Portrait of David Malouf
Many of the paintings have figures in them, but there is always a certain sense of isolation, that reminds me of Edward Hopper's work. The figure is often that of the painter himself (he has a bit of an Alfred Hitchcock silhouette!) In one painting, he has given his friend Bruce Beresford a cameo role, standing outside a row of garages, wearing a bright orange overall. I say "cameo role" advisedly, because his paintings have a theatrical quality - they give the impression of a stage set, with an actor hitting his mark. He likes a dramatic sky: looming grey clouds of enhance the theatrical effect, but at the same time they serve to focus attention on the structures below.
Bruce Beresford
I recognised Cahill Expressway, which has been one of the showpieces of the NGV these fifty years: a portly figure in a blue suit standing near the expressway on-ramp.
Cahill Expressway
 Whenever I go to see an exhibition, here or in another Australian city, something on loan from the NGV is always included. It just makes me grateful, yet again, that we live in Melbourne where we have unlimited, free access to such a wonderfully representative collection as that of the NGV. Whatever painter, school or genre is your cup of tea, you can go and enjoy it down St Kilda Road any time you like. Free of charge. Take the kids. Better than Disney.
Morning Practice, Baia
Another work that I liked is Morning practice, Baia, depicting a man on his back, balancing a cube on this feet. Sunlight floods the picture, which is, like many of Smart's works, almost surreal.

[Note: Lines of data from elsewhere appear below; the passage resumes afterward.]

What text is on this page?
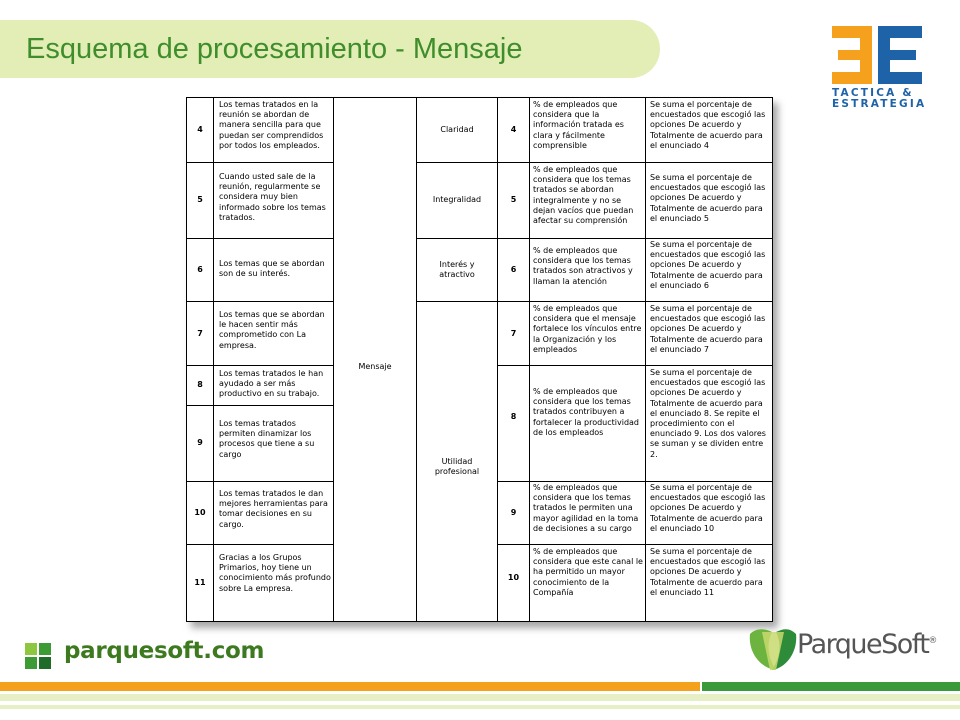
Esquema de procesamiento - Mensaje
TACTICA &
ESTRATEGIA
4
Los temas tratados en la reunión se abordan de manera sencilla para que puedan ser comprendidos por todos los empleados.
5
Cuando usted sale de la reunión, regularmente se considera muy bien informado sobre los temas tratados.
6
Los temas que se abordan son de su interés.
7
Los temas que se abordan le hacen sentir más comprometido con La empresa.
8
Los temas tratados le han ayudado a ser más productivo en su trabajo.
9
Los temas tratados permiten dinamizar los procesos que tiene a su cargo
10
Los temas tratados le dan mejores herramientas para tomar decisiones en su cargo.
11
Gracias a los Grupos Primarios, hoy tiene un conocimiento más profundo sobre La empresa.
Mensaje
Claridad
Integralidad
Interés y atractivo
Utilidad profesional
4
% de empleados que considera que la información tratada es clara y fácilmente comprensible
Se suma el porcentaje de encuestados que escogió las opciones De acuerdo y Totalmente de acuerdo para el enunciado 4
5
% de empleados que considera que los temas tratados se abordan integralmente y no se dejan vacíos que puedan afectar su comprensión
Se suma el porcentaje de encuestados que escogió las opciones De acuerdo y Totalmente de acuerdo para el enunciado 5
6
% de empleados que considera que los temas tratados son atractivos y llaman la atención
Se suma el porcentaje de encuestados que escogió las opciones De acuerdo y Totalmente de acuerdo para el enunciado 6
7
% de empleados que considera que el mensaje fortalece los vínculos entre la Organización y los empleados
Se suma el porcentaje de encuestados que escogió las opciones De acuerdo y Totalmente de acuerdo para el enunciado 7
8
% de empleados que considera que los temas tratados contribuyen a fortalecer la productividad de los empleados
Se suma el porcentaje de encuestados que escogió las opciones De acuerdo y Totalmente de acuerdo para el enunciado 8. Se repite el procedimiento con el enunciado 9. Los dos valores se suman y se dividen entre 2.
9
% de empleados que considera que los temas tratados le permiten una mayor agilidad en la toma de decisiones a su cargo
Se suma el porcentaje de encuestados que escogió las opciones De acuerdo y Totalmente de acuerdo para el enunciado 10
10
% de empleados que considera que este canal le ha permitido un mayor conocimiento de la Compañía
Se suma el porcentaje de encuestados que escogió las opciones De acuerdo y Totalmente de acuerdo para el enunciado 11
parquesoft.com	ParqueSoft®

Container Train in Landscape
My favourite painting in that show was Container Train In Landscape, on five panels, each four feet long. This picture's home is the foyer of the Arts Centre, where I am sure most of  our members have seen it many times, but it was an unexpected pleasure to see it on a long white wall all by itself. The verticals of the gum trees reminded me of Fred Williams' work, but the bright primary colours of the carriages is pure Jeffrey Smart.

Labyrinth (2011), a metre-square picture, is Jeffrey Smart's last documented painting and is exhibited here for the first time.  It shows a vast stone labyrinth that stretches to the horizon, with a solitary figure standing in it. It evokes the painter's vision of that maze of back streets that he found so fascinating as a child. This return to the childhood experience that started him on his creative journey, may well be a fitting full stop to the Jeffrey Smart oeuvre.